One day I stood by and watched him as he painstakingly moved himself millimeter by millimeter across a single bed to fetch his hair comb. Combing his hair was extremely important to him. He was obsessively interested in his appearance but his vanity was surpassed by his pride. If you interfered with his independence, slight as it was, at the wrong time, he could be cutting. Watching his epic journey to his hair comb was one of the most excruciating and painful occasions of my life.

I am able-bodied and sound of mind. That wasn’t my point of convergence with the pretzel boy. But I did have one. Typically with me though it was inner. When I was growing up I had a powerful impulse toward the spiritual, toward God, toward the spiritual life. But I was born into a family that may as well have been aliens in this regard. There was no point of reference for what manifested as sensitivity in me toward sacred things. I was humiliated by my father who called me a mommy’s boy and a sports master who called me a Nancy boy, ridiculed when I hung a palm cross over my bed or framed a painting of Jesus for my bedside table, and shamed for asking for a crucifix from a seaside gift store at the end of a family holiday when children my age should want a toy gun or a model of a car. None of these preferences of mine were important in themselves, but what they symbolized was valuable beyond measure and that was the sacred impulse to become one with the Divine.

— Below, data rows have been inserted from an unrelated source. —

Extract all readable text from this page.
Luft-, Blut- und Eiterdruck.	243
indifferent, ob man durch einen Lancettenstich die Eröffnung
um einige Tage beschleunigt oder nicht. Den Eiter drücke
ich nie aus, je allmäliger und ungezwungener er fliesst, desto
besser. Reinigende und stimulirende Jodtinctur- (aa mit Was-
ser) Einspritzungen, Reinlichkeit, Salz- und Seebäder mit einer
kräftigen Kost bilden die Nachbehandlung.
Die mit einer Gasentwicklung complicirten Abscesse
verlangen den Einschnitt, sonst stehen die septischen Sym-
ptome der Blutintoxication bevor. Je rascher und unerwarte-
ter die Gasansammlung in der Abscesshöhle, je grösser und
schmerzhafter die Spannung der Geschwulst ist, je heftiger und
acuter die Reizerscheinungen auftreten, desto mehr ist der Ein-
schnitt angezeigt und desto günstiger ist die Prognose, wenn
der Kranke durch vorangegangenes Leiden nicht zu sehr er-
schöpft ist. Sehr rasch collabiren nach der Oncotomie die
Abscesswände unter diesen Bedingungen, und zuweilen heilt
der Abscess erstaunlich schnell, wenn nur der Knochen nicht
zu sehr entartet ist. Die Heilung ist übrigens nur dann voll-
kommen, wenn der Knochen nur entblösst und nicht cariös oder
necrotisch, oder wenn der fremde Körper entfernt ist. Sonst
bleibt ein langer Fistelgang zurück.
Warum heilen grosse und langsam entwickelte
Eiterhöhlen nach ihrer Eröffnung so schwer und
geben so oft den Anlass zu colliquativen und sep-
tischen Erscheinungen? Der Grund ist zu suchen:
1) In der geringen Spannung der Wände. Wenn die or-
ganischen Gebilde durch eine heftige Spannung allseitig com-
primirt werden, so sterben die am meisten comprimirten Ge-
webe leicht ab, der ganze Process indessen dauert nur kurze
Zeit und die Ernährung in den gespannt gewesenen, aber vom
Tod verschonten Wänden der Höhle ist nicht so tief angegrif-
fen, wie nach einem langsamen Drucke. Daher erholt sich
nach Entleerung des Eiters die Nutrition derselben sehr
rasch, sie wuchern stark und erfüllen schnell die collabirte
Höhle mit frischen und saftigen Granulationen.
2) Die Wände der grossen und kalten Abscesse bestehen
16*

My personal ordeal was to last for almost twenty-five years. Only then did I encounter anyone who could understand and by that time I had to lever the deeper tendencies out of myself. Over time they were so pressed down and concealed by wounds and scars. Like the pretzel boy, I could only inch myself forward millimeter by millimeter and, like the pretzel boy, I was puzzling and perplexing to others – parents, teachers, employers. Pretzel boy to me was an integral life form, a being, a human, an individual. I have always had this inclusiveness or lack of prejudice to others, not through any unusual virtuousness, but simply because I always felt as removed from humanity as I imagined they did.

If you are a spiritual traveler, an aspirant for awakening, a human being with the heart of the devotee, or a fledgling gnani or mystic, I encourage you to embrace your disability, your unusualness, your greatest wound. For in it you may well discover your greatest gift.